A race is brewing for an open seat in the Vermont House district representing the Windsor County towns of Weathersfield and Cavendish.

State Rep. Mark Huntley, D-Cavendish, is stepping down after two terms, but a Democrat and Republican have already filed for the seat.

Annmarie Christensen, of Perkinsville, this week filed to run as a Democrat. And Cavendish resident Stuart Lindberg, who ran before against Huntley, has filed as a Republican.

 “We need a sensible approach to better education that will retain our kids in state while reducing a mounting tax burden. I would work to enact an affordable, clear path to quality health services. We also need to reduce the proliferation of illegal drugs with the best form of public safety — sustainable jobs,” Christensen said in a news release.

Christensen is a former news editor at the Valley News and also worked for the Rutland Herald and Eagle Times. More recently, she worked for The Dartmouth Institute for Health Policy and Clinical Practice and for the Global Health Council in White River Junction.

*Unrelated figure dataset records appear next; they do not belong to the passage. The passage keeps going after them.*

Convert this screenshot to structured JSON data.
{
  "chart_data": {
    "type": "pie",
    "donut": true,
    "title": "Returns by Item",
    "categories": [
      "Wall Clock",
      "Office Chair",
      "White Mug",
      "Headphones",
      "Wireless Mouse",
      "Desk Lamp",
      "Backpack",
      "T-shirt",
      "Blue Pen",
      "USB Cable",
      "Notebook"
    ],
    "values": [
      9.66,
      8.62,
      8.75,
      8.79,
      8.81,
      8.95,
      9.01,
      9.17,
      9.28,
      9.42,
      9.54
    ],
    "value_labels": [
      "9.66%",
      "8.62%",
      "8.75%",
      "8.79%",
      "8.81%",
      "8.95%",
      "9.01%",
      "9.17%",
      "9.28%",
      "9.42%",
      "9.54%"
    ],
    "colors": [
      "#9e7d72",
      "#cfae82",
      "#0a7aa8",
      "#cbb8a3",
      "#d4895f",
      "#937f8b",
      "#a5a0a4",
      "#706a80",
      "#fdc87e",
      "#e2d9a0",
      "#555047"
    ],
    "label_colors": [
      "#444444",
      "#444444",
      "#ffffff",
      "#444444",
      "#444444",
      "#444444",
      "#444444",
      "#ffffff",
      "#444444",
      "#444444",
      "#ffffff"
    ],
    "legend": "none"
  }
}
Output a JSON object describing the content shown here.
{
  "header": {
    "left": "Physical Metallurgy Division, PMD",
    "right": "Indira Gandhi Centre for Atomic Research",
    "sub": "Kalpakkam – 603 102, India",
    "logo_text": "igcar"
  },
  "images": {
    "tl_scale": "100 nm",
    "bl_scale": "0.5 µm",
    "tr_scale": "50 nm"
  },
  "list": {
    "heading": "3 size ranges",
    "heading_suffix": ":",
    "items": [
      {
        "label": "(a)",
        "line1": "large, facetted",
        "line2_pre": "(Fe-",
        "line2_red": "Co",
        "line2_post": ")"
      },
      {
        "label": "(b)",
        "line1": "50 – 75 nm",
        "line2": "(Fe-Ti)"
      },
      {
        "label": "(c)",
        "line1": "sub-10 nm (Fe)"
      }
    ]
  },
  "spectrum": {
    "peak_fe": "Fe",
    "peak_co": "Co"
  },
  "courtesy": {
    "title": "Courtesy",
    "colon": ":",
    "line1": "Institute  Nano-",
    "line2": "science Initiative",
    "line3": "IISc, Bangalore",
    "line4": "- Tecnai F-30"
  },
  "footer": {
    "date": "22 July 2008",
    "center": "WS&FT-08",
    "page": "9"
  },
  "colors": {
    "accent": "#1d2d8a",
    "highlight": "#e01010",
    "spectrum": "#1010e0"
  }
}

Lindberg said he was too busy at work to talk immediately. In a recent letter to the Valley News, he wrote, “The record of one-party rule in Montpelier over the last six years has included such unsuccessful projects as the $200 million failed Vermont Health Connect website and the equally expensive and liberty-killing school consolidation law, Act 46. Democrats love the big government hammer to solve small-town concerns.”